A TOID is a unique identifier, consisting of the letters ‘osgb’ and followed by up to sixteen digits, associated with every feature in many of Ordnance Survey’s large scale products. The TOID is based upon the Digital National Framework concept and the principles that underpinned it. The TOID contains no attribution or information (for example coordinate position) about the feature, nor can information be derived from either the allocated number or the process by which it is allocated. The TOID will remain with the feature throughout the feature’s life and will not be reassigned to a new feature when the existing feature is deleted.
Ordnance Survey is committed to enabling the widest possible sharing and use of TOIDs. Hence, while Ordnance Survey is obliged under delegated authority to license and protect the Crown’s intellectual property rights, we allow the royalty-free use and sub-licensing of TOIDS (in each case limited to the TOID record and the associated TOID version number) in perpetuity by third parties who:
- are (or were at the time the TOIDs were extracted) licensed to use the source Ordnance Survey data for their own Business Use, or;
- have obtained TOIDS from the OS OpenData™ TOID look-up service.
In either case, they are free to:
- sub-license the TOIDs to third parties free of any licensing restrictions; or
- use the TOIDs to enhance their own products and/or services and sub-license such products and/or services to third parties free from any licensing restrictions, other than those that may apply in respect of such products and/or services.
The inclusion of Ordnance Survey data attributes (other than the TOID record or associated TOID version number), or datasets derived from Ordnance Survey data, will usually require licensing. Where any doubt exists users should contact Ordnance Survey.

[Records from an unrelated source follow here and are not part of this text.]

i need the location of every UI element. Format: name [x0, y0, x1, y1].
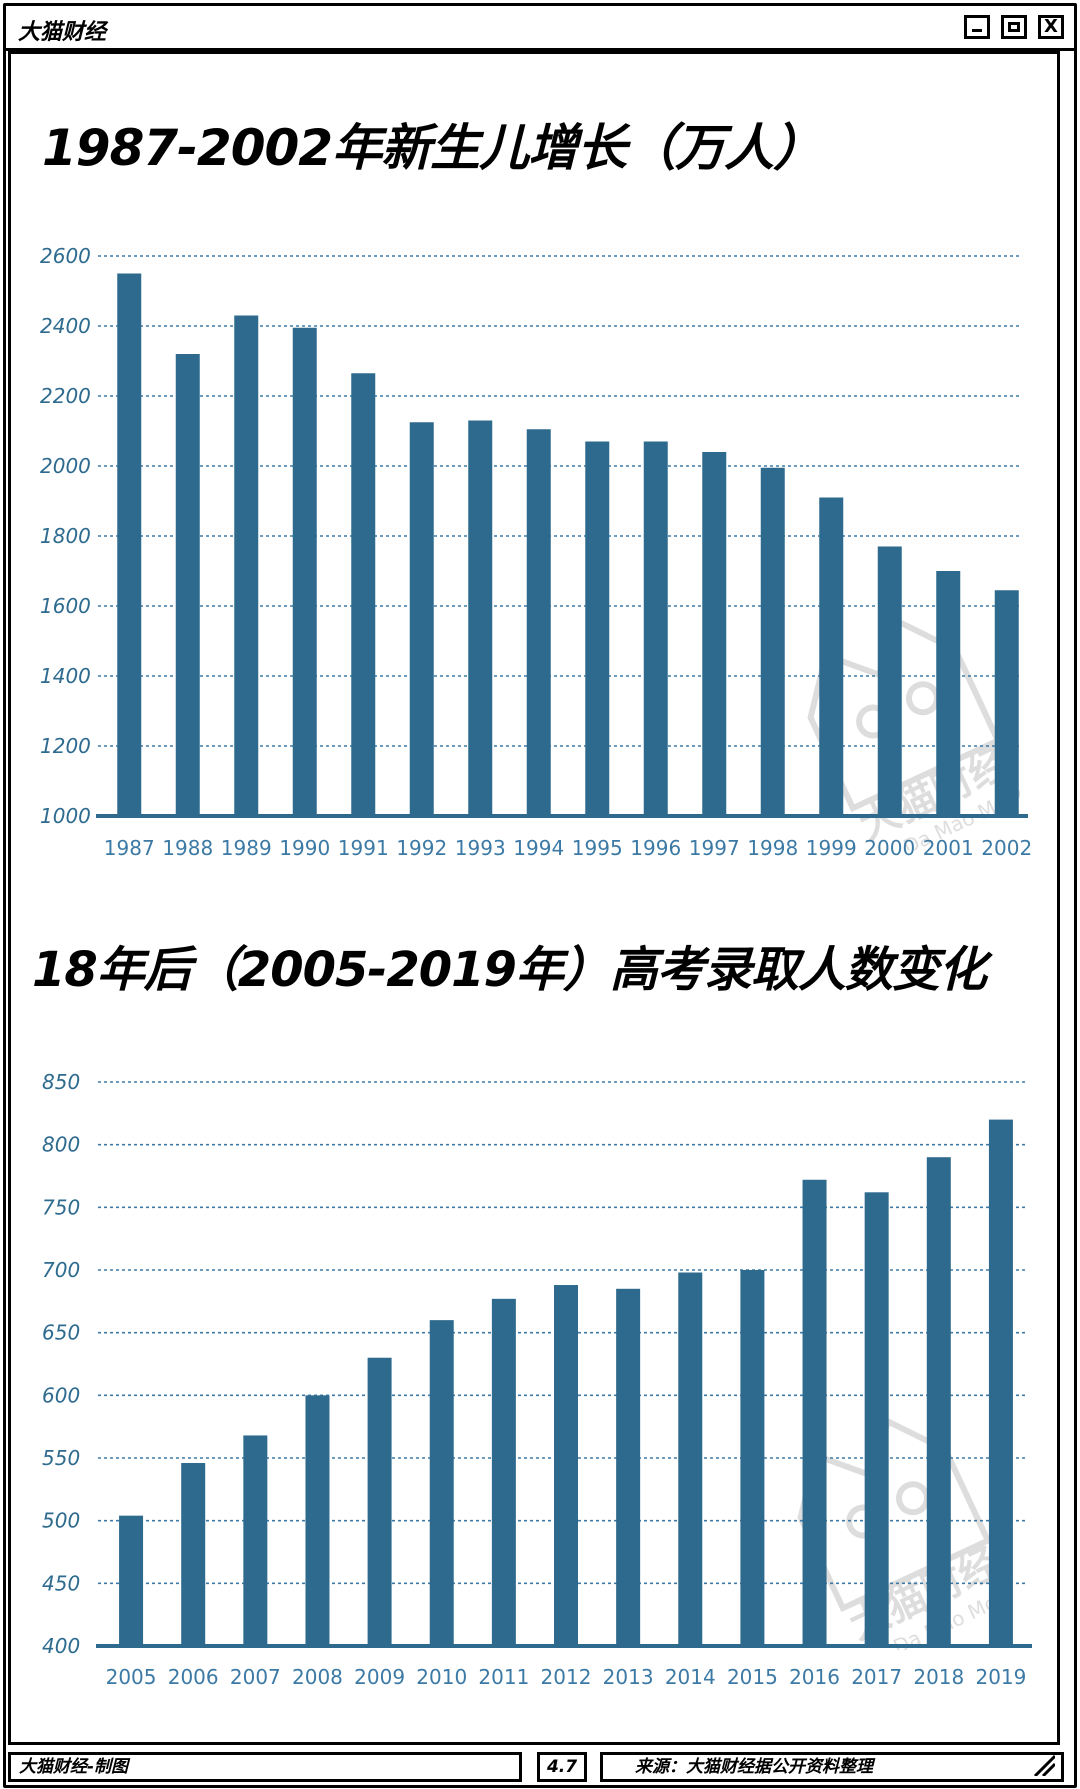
- x-tick-label: 1997: [689, 836, 740, 860]
- bar-2013: [616, 1288, 641, 1646]
- footer-page-text: 4.7: [546, 1757, 578, 1777]
- bar-2018: [926, 1157, 951, 1646]
- footer-source: 来源：大猫财经据公开资料整理: [600, 1752, 1064, 1782]
- bar-1996: [643, 441, 668, 816]
- bar-1992: [409, 422, 434, 816]
- x-tick-label: 1996: [630, 836, 681, 860]
- footer-source-text: 来源：大猫财经据公开资料整理: [635, 1757, 873, 1777]
- x-tick-label: 2017: [851, 1665, 902, 1689]
- x-tick-label: 2007: [230, 1665, 281, 1689]
- bar-2012: [554, 1285, 578, 1646]
- minimize-button[interactable]: [964, 15, 990, 39]
- x-tick-label: 1998: [747, 836, 798, 860]
- maximize-button[interactable]: [1001, 15, 1027, 39]
- bar-2011: [491, 1298, 516, 1646]
- corner-stripes-icon: [1033, 1754, 1055, 1776]
- x-tick-label: 2012: [541, 1665, 592, 1689]
- bar-1998: [760, 467, 785, 816]
- footer-credit: 大猫财经-制图: [8, 1752, 522, 1782]
- bar-1991: [351, 373, 376, 816]
- bar-2001: [936, 571, 961, 816]
- footer-page-number: 4.7: [537, 1752, 587, 1782]
- title-bar: 大猫财经 X: [6, 6, 1074, 51]
- x-tick-label: 2013: [603, 1665, 654, 1689]
- bar-2007: [243, 1435, 268, 1646]
- bar-1993: [468, 420, 493, 816]
- bar-1995: [585, 441, 610, 816]
- y-tick-label: 500: [42, 1509, 80, 1533]
- bar-2014: [678, 1272, 703, 1646]
- bar-2009: [367, 1357, 392, 1646]
- x-tick-label: 2014: [665, 1665, 716, 1689]
- x-tick-label: 1995: [572, 836, 623, 860]
- x-tick-label: 2005: [106, 1665, 157, 1689]
- bar-2010: [429, 1320, 454, 1646]
- y-tick-label: 400: [42, 1634, 80, 1658]
- x-tick-label: 1991: [338, 836, 389, 860]
- bar-2008: [305, 1395, 330, 1646]
- footer-credit-text: 大猫财经-制图: [19, 1757, 129, 1777]
- x-tick-label: 2018: [913, 1665, 964, 1689]
- y-tick-label: 1600: [40, 594, 91, 618]
- content-panel: [8, 51, 1060, 1745]
- births-bar-chart: 1000 1200 1400 1600 1800 2000 2200 2400 2600 1987…: [40, 244, 1032, 860]
- bar-2017: [864, 1192, 889, 1646]
- y-tick-label: 1200: [40, 734, 91, 758]
- bar-2016: [802, 1179, 827, 1646]
- admissions-bar-chart: 400 450 500 550 600 650 700 750 800 850 2005 2006 20…: [42, 1070, 1032, 1689]
- x-tick-label: 2000: [864, 836, 915, 860]
- bar-2002: [994, 590, 1019, 816]
- bar-1988: [175, 354, 200, 816]
- y-tick-label: 1800: [40, 524, 91, 548]
- bar-1987: [117, 273, 142, 816]
- bar-2015: [740, 1270, 765, 1646]
- y-tick-label: 2200: [40, 384, 91, 408]
- y-tick-label: 550: [42, 1446, 80, 1470]
- bar-1994: [526, 429, 551, 816]
- x-tick-label: 2001: [923, 836, 974, 860]
- x-tick-label: 1993: [455, 836, 506, 860]
- chart-title-admissions: 18年后（2005-2019年）高考录取人数变化: [32, 942, 987, 998]
- x-tick-label: 2009: [354, 1665, 405, 1689]
- x-tick-label: 2015: [727, 1665, 778, 1689]
- close-button[interactable]: X: [1038, 15, 1064, 39]
- bar-1990: [292, 327, 317, 816]
- x-tick-label: 2016: [789, 1665, 840, 1689]
- y-tick-label: 850: [42, 1070, 80, 1094]
- y-tick-label: 2400: [40, 314, 91, 338]
- y-tick-label: 450: [42, 1571, 80, 1595]
- x-tick-label: 1994: [513, 836, 564, 860]
- y-tick-label: 1400: [40, 664, 91, 688]
- x-tick-label: 2002: [981, 836, 1032, 860]
- y-tick-label: 1000: [40, 804, 91, 828]
- x-tick-label: 2011: [478, 1665, 529, 1689]
- bar-2019: [988, 1119, 1013, 1646]
- x-tick-label: 1992: [396, 836, 447, 860]
- y-tick-label: 700: [42, 1258, 80, 1282]
- x-tick-label: 1988: [162, 836, 213, 860]
- y-tick-label: 600: [42, 1383, 80, 1407]
- bar-1999: [819, 497, 844, 816]
- y-tick-label: 2600: [40, 244, 91, 268]
- x-tick-label: 2010: [416, 1665, 467, 1689]
- bar-1989: [234, 315, 259, 816]
- y-tick-label: 800: [42, 1133, 80, 1157]
- app-title: 大猫财经: [18, 20, 107, 45]
- chart-title-births: 1987-2002年新生儿增长（万人）: [42, 119, 823, 177]
- y-tick-label: 750: [42, 1195, 80, 1219]
- bar-1997: [702, 452, 727, 816]
- x-tick-label: 2019: [975, 1665, 1026, 1689]
- x-tick-label: 1999: [806, 836, 857, 860]
- x-tick-label: 1989: [221, 836, 272, 860]
- y-tick-label: 650: [42, 1321, 80, 1345]
- x-tick-label: 1987: [104, 836, 155, 860]
- x-tick-label: 1990: [279, 836, 330, 860]
- bar-2000: [877, 546, 902, 816]
- x-tick-label: 2008: [292, 1665, 343, 1689]
- x-tick-label: 2006: [168, 1665, 219, 1689]
- bar-2005: [119, 1515, 144, 1646]
- bar-2006: [181, 1463, 206, 1646]
- y-tick-label: 2000: [40, 454, 91, 478]
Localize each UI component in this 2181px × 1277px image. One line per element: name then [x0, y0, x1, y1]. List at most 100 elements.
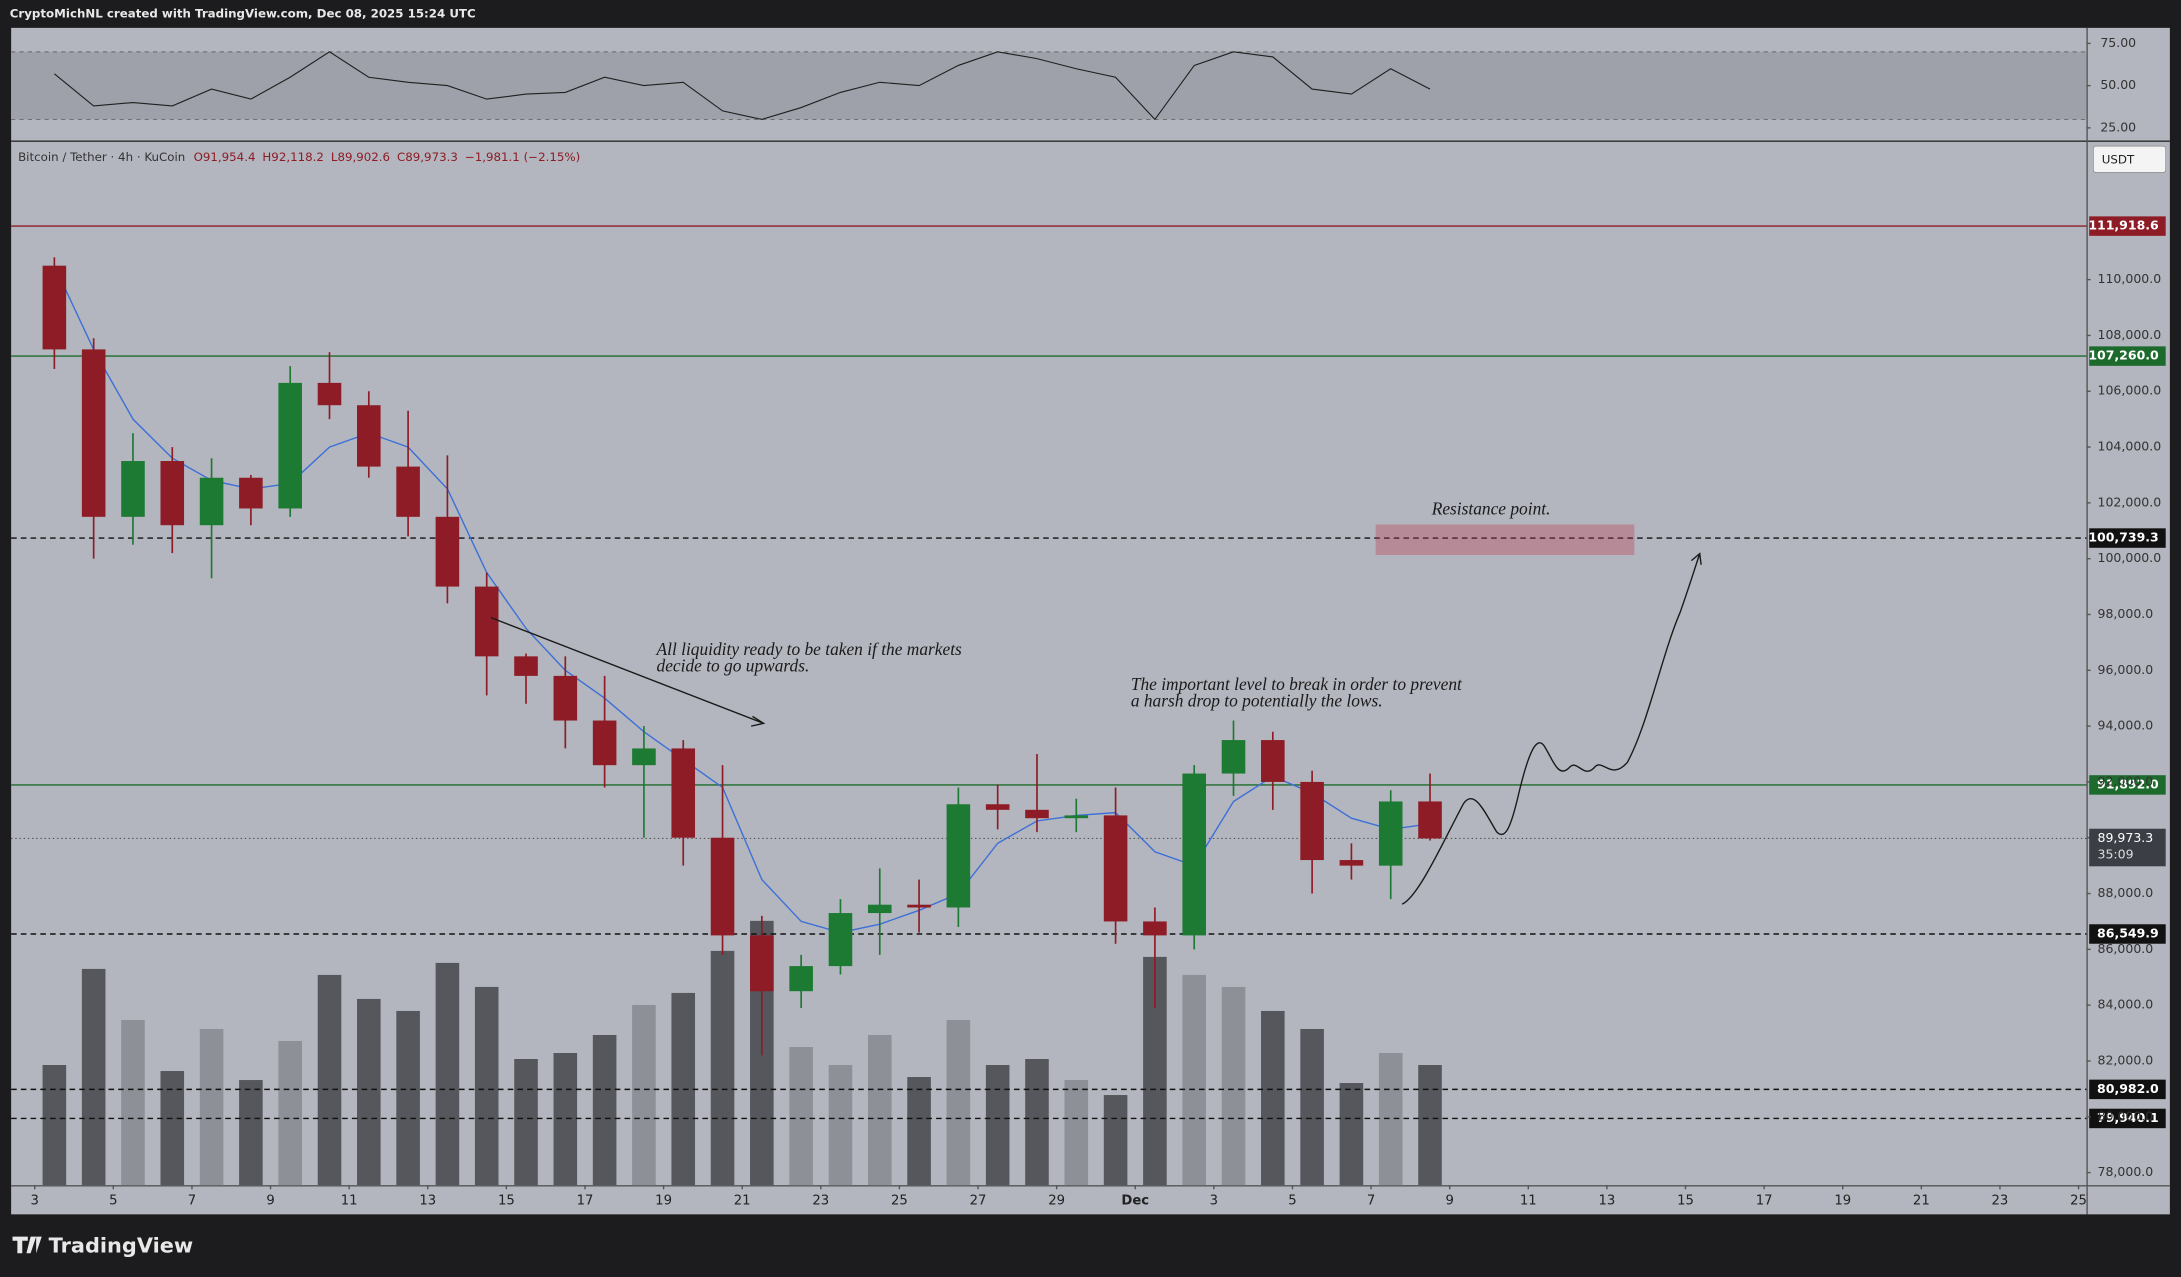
volume-bar — [1025, 1059, 1049, 1186]
candle-body — [42, 265, 67, 350]
volume-bar — [632, 1004, 656, 1186]
y-tick-label: 92,000.0 — [2098, 773, 2154, 788]
rsi-line — [54, 51, 1431, 121]
level-label: 91,892.0 — [2097, 776, 2159, 791]
arrow-head — [750, 715, 766, 727]
y-tick-label: 98,000.0 — [2098, 606, 2154, 621]
volume-bar — [907, 1077, 931, 1186]
x-tick-label: 23 — [1992, 1193, 2009, 1208]
candle-body — [828, 913, 853, 967]
candle-body — [160, 461, 185, 526]
y-tick-label: 104,000.0 — [2098, 439, 2162, 454]
x-tick-label: 21 — [734, 1193, 751, 1208]
x-tick-label: Dec — [1121, 1193, 1149, 1208]
candle-body — [81, 349, 106, 517]
candle-body — [1378, 801, 1403, 866]
candle-body — [474, 586, 499, 657]
volume-bar — [42, 1065, 67, 1186]
price-pane — [42, 257, 1442, 1056]
arrow-line — [490, 616, 764, 724]
volume-bar — [1182, 974, 1206, 1186]
x-tick-label: 29 — [1048, 1193, 1065, 1208]
y-tick-label: 108,000.0 — [2098, 327, 2162, 342]
volume-bar — [1261, 1010, 1285, 1186]
level-note: a harsh drop to potentially the lows. — [1131, 691, 1383, 710]
candle-body — [278, 382, 302, 509]
ohlc: O91,954.4 — [194, 150, 256, 164]
volume-bar — [1221, 986, 1246, 1186]
x-tick-label: 21 — [1913, 1193, 1930, 1208]
candle-body — [357, 405, 381, 467]
y-tick-label: 94,000.0 — [2098, 718, 2154, 733]
x-tick-label: 17 — [1756, 1193, 1773, 1208]
candle-body — [239, 477, 263, 509]
x-tick-label: 9 — [266, 1193, 274, 1208]
volume-bar — [592, 1034, 617, 1186]
currency-box[interactable] — [2093, 145, 2167, 173]
x-tick-label: 3 — [31, 1193, 39, 1208]
level-label: 79,940.1 — [2097, 1110, 2159, 1125]
rsi-tick-label: 75.00 — [2100, 35, 2136, 50]
candle-body — [317, 382, 342, 406]
volume-bar — [317, 974, 342, 1186]
projection-head — [1690, 552, 1702, 565]
x-tick-label: 13 — [419, 1193, 436, 1208]
volume-bar — [474, 986, 499, 1186]
y-tick-label: 82,000.0 — [2098, 1052, 2154, 1067]
y-tick-label: 88,000.0 — [2098, 885, 2154, 900]
x-tick-label: 23 — [812, 1193, 829, 1208]
volume-bar — [435, 962, 460, 1186]
last-price-box — [2089, 828, 2166, 867]
candle-body — [671, 748, 696, 838]
x-tick-label: 25 — [2070, 1193, 2087, 1208]
x-tick-label: 5 — [1288, 1193, 1296, 1208]
x-tick-label: 11 — [1520, 1193, 1537, 1208]
x-tick-label: 9 — [1445, 1193, 1453, 1208]
candle-body — [632, 748, 656, 766]
levels-layer — [11, 225, 2087, 1120]
candle-body — [789, 966, 813, 992]
volume-bar — [710, 950, 735, 1186]
ohlc: L89,902.6 — [331, 150, 390, 164]
volume-bar — [199, 1028, 224, 1186]
rsi-pane: 75.00 50.00 25.00 — [11, 35, 2136, 134]
ohlc: C89,973.3 — [397, 150, 458, 164]
candle-body — [1143, 921, 1167, 936]
currency[interactable]: USDT — [2102, 153, 2135, 167]
level-label-box — [2089, 924, 2166, 944]
symbol: Bitcoin / Tether · 4h · KuCoin — [18, 150, 185, 164]
volume-bar — [985, 1065, 1010, 1186]
resistance-note: Resistance point. — [1431, 500, 1551, 519]
candle-body — [985, 804, 1010, 810]
x-tick-label: 7 — [188, 1193, 196, 1208]
candle-body — [514, 656, 538, 676]
x-tick-label: 3 — [1210, 1193, 1218, 1208]
volume-bar — [160, 1071, 185, 1186]
last-price-label: 89,973.3 — [2098, 830, 2154, 845]
x-tick-label: 11 — [341, 1193, 358, 1208]
change: −1,981.1 (−2.15%) — [465, 150, 580, 164]
x-tick-label: 15 — [1677, 1193, 1694, 1208]
x-tick-label: 17 — [577, 1193, 594, 1208]
x-tick-label: 13 — [1598, 1193, 1615, 1208]
x-tick-label: 15 — [498, 1193, 515, 1208]
liquidity-note: decide to go upwards. — [657, 657, 810, 676]
x-tick-label: 19 — [1834, 1193, 1851, 1208]
level-label: 86,549.9 — [2097, 926, 2159, 941]
candle-body — [1182, 773, 1206, 936]
candle-body — [396, 466, 420, 517]
candle-body — [592, 720, 617, 766]
level-label: 107,260.0 — [2088, 348, 2159, 363]
credit: CryptoMichNL created with TradingView.co… — [10, 6, 476, 20]
level-label-box — [2089, 346, 2166, 366]
volume-bar — [514, 1059, 538, 1186]
candle-body — [1339, 860, 1364, 866]
candle-body — [1261, 740, 1285, 782]
x-tick-label: 5 — [109, 1193, 117, 1208]
rsi-tick-label: 25.00 — [2100, 119, 2136, 134]
level-label: 111,918.6 — [2088, 218, 2159, 233]
volume-bar — [553, 1053, 578, 1186]
volume-bar — [357, 998, 381, 1186]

Examples of how TOIDs can be used
TOIDs can be shared with other users across different applications and systems. Data can be cross-referenced: for example, a user’s object or information may be linked to underlying geographic objects. This allows for: easier data association and greater accuracy, focusing on real–world objects; and easier information re-use. TOIDs facilitate correlation of data from different sources or datasets, for searching, analysis and querying of data, as an aid to information management, enhanced analysis and quicker decision making.
Collections of features may be aggregated into real-world objects such as schools, hospitals etc. by assigning a Feature Collection Identifier that references the composite TOIDs.
Ordnance Survey, May 2014
A ‘feature’ is any feature in a dataset representing a real world phenomenon. It may have a geometric property, including without limitation any line, point, polygon, symbol or text or it may have implied geometry by virtue of its relationship to other features. It has a spatial domain (attribute), a temporal domain, or a spatial/temporal domain as one of its attributes. Examples of features include almost everything that can be placed in time and space, including desks, buildings, cities, trees, forest stands, ecosystems, delivery vehicles, snow removal routes, oil wells, oil pipelines, oil spills and so on. Features are usually managed in groups as feature collections.